There has been some growing discontent with the stock market writers, investors, and others. Seems a bit of it has spilled into court too. This relates only slightly to all that.
Happy GMCR workers |
What both I and my source found odd was how the overflowing warehouses were addressed. Some corporate bigshot (source could not remember precisely) spoke of warehouse workers complaining that aisles were full of stock. The explanation given was that they had a lot of sales, so the employees should expect that they have a lot of stock. Source thought that was odd, I thought it was total BS.
A GMCR warehouse. |
Some "Fair Trade" propaganda. |
Green Mountain tries to cultivate an aroma of environmentalism, community, and being the "really nice" coffee company. Of course, the people who fall for this crap are willing to pay $100 - $180 for a coffee maker that only makes one cup at a time vs. a $20 coffee press that can do the same thing better. Plus, the Green Mountain K-Cup packaged coffee costs a lot more than regular coffee.
GMCR's K-Cup |
My analysis is nothing new, Green Mountain was the early adopter and endured the high cost curve that early adopters usually take. Remember your friend who bought the $800 home CD player in the early 1980s? Same effect. Soon competitors can move in, buy better equipment, man a plant with experienced former GMCR temps and clean up.

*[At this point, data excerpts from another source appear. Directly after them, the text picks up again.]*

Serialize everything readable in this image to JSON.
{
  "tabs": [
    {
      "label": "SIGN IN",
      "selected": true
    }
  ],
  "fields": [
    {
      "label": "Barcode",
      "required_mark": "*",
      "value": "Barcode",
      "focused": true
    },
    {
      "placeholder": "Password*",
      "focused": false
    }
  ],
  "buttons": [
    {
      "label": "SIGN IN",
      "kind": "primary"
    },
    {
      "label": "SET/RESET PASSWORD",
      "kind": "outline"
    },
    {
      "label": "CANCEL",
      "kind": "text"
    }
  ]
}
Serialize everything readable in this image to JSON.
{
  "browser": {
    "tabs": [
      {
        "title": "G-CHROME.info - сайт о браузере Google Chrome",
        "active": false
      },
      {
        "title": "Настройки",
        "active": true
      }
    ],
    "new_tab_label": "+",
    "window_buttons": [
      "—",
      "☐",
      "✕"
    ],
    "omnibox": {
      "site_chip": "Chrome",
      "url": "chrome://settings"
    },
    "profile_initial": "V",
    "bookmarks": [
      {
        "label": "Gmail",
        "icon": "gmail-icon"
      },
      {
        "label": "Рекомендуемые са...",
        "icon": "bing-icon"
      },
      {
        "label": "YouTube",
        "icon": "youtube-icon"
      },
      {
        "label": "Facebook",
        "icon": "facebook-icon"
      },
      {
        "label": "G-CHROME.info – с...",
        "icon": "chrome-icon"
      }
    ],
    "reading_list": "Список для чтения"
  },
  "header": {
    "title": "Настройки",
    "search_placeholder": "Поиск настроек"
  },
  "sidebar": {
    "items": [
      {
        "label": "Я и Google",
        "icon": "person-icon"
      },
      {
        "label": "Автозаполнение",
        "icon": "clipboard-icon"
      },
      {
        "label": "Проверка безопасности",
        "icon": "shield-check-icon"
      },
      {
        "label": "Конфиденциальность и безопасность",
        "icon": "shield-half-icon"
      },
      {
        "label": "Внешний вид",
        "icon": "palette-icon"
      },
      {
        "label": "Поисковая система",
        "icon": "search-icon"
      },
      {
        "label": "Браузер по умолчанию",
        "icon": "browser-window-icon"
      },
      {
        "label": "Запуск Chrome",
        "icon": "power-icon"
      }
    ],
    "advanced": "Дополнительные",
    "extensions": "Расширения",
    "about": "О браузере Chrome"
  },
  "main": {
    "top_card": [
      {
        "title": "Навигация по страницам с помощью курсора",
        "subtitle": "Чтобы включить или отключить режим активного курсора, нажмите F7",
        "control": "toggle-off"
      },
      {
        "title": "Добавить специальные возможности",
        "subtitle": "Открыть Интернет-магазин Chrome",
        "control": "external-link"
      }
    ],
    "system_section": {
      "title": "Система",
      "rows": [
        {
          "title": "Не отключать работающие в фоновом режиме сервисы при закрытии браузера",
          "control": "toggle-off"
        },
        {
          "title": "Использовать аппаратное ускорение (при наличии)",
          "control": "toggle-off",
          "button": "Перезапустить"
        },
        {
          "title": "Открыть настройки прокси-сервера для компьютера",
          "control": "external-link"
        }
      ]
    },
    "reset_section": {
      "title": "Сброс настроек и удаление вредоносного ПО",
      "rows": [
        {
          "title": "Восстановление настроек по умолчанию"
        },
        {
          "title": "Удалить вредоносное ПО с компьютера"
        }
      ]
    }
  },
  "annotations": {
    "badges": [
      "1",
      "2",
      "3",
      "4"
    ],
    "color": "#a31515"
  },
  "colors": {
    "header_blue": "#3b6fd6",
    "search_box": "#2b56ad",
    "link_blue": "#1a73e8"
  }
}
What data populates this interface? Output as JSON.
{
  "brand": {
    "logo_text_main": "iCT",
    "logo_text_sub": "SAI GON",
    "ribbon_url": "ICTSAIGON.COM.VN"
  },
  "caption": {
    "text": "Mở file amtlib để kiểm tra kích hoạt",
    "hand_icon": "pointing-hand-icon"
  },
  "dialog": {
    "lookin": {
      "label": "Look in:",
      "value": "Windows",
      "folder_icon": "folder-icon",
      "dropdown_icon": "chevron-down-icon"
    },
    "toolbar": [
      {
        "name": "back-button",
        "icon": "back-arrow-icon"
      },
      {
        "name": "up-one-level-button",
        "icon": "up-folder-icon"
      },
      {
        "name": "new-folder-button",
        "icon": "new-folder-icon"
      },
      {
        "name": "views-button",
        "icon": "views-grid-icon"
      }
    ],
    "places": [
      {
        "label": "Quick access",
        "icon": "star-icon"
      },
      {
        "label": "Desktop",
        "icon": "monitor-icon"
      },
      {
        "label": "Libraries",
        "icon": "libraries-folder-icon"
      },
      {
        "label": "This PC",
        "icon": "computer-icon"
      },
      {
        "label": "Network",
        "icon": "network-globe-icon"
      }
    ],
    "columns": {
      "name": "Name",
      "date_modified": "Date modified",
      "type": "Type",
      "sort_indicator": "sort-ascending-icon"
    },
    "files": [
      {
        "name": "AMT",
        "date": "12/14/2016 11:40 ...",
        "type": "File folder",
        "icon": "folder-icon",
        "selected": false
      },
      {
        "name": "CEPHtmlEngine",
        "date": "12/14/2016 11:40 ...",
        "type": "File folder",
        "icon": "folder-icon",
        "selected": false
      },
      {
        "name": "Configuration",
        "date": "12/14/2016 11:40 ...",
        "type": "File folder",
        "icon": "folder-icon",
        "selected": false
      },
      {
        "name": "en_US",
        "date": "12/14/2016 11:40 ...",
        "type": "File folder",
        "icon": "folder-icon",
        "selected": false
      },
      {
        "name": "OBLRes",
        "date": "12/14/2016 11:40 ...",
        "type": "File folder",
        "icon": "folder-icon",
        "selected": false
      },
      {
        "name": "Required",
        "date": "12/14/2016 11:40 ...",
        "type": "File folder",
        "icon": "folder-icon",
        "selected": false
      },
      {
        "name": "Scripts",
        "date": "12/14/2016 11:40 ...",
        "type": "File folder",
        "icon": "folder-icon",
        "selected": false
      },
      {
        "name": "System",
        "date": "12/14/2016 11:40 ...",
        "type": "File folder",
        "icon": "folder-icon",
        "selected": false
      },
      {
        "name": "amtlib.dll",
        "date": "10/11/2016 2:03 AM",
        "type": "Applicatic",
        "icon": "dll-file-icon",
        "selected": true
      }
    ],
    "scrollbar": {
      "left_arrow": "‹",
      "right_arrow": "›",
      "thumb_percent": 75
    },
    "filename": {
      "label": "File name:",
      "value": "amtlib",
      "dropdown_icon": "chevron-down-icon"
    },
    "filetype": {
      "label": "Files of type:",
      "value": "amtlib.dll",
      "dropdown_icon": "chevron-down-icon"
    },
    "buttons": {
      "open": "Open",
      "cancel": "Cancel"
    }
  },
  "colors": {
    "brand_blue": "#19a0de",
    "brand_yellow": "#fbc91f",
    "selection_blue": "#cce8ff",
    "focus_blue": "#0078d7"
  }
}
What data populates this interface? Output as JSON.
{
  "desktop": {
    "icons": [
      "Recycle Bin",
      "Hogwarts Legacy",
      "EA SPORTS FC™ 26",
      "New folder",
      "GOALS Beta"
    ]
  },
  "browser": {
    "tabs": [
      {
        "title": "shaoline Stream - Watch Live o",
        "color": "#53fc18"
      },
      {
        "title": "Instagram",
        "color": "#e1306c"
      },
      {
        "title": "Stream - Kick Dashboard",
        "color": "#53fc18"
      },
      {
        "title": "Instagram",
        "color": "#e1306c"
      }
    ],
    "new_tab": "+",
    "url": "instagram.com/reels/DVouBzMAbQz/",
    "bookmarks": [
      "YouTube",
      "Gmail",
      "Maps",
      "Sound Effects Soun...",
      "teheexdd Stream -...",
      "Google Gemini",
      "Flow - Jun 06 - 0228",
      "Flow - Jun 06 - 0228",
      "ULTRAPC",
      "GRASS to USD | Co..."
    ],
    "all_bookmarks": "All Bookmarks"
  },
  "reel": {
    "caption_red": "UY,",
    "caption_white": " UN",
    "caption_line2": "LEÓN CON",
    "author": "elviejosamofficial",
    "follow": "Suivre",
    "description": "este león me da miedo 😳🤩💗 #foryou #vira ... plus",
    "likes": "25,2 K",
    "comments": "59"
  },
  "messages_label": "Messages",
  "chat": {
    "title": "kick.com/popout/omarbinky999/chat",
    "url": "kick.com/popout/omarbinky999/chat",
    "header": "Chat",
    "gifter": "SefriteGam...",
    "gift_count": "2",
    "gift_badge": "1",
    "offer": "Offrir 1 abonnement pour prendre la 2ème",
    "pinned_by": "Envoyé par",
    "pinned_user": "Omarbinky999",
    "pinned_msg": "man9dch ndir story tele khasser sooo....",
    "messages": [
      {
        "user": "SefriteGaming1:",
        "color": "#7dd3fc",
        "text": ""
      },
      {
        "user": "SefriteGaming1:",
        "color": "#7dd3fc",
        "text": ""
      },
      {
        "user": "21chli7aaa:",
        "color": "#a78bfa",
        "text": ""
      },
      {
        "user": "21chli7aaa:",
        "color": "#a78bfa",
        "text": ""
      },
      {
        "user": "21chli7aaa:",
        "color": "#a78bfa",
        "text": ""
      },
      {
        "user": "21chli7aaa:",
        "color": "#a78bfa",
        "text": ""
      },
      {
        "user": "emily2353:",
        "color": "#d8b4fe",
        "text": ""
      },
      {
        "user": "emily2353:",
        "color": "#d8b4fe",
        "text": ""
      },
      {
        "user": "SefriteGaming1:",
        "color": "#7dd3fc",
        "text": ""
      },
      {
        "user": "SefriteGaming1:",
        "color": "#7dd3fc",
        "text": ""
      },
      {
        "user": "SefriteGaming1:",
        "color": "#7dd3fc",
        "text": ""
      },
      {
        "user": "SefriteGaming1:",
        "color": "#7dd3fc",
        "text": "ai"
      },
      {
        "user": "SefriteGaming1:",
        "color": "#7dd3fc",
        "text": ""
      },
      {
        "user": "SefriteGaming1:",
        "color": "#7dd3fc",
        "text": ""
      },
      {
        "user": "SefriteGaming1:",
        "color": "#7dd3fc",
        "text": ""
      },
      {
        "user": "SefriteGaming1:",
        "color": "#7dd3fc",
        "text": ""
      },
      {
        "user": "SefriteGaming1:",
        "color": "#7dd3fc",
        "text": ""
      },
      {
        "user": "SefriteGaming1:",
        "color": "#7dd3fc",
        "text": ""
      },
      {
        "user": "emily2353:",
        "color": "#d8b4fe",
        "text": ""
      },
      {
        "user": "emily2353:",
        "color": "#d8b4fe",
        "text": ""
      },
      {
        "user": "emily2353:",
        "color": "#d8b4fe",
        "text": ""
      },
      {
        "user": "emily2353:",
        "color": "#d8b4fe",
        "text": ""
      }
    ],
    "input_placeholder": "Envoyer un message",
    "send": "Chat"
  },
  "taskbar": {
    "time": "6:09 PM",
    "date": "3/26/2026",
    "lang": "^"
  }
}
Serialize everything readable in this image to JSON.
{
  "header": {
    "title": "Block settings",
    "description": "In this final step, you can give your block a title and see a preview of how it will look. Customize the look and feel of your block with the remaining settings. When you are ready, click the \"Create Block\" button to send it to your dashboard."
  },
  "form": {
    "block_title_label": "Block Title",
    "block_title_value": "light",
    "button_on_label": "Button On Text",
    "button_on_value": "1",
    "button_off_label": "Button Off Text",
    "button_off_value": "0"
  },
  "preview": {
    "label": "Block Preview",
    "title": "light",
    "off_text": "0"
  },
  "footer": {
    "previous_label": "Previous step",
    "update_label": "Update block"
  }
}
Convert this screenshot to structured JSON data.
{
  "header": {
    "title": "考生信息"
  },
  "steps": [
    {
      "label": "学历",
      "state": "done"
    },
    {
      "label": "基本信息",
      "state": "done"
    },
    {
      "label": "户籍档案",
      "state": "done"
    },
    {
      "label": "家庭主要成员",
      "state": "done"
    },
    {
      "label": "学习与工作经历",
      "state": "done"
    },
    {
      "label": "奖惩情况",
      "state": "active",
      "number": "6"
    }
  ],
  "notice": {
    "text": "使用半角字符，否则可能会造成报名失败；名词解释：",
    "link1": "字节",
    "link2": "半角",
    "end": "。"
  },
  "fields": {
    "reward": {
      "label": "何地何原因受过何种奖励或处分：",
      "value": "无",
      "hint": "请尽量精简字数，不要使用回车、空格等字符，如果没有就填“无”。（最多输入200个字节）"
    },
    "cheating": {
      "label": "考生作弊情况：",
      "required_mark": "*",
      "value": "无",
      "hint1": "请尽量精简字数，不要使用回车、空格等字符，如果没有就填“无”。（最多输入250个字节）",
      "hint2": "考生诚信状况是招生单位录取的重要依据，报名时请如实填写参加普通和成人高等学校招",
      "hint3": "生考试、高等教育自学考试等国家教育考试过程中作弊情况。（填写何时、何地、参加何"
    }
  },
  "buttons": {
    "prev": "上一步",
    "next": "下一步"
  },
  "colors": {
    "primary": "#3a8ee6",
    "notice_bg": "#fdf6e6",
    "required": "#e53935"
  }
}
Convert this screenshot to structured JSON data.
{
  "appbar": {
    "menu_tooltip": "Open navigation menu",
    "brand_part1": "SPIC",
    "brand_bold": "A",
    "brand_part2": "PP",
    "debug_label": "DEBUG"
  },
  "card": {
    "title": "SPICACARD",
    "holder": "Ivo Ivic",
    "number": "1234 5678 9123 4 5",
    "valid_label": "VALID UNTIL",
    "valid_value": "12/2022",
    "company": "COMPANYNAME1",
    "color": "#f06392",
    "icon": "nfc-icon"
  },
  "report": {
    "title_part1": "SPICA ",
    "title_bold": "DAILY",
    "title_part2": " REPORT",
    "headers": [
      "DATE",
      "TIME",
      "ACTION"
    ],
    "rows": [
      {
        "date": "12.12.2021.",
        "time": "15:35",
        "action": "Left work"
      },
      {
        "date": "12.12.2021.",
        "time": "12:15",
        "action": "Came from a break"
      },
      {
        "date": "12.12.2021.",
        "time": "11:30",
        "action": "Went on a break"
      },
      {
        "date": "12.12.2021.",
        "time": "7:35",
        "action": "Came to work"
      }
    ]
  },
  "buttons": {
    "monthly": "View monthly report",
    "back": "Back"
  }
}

Clean up if this fad of single-serve plastic coffee packs continues, which seems improbable. The "green" of Green Mountain has the markings of an illusion, a fad, for people to have the 'cool looking' coffee maker in the kitchen next to the recycle bin for all of the little plastic and aluminum cups. The same folks with the Leaf in the driveway and neon light-bulbs throughout the house.
You know who else was big on greenness, don't you?
Examinees |
Green Mountain Coffee Roasters is shaping up to be the Solyndra of the brewed beverage industry, with a cheaper bill to the tax payers.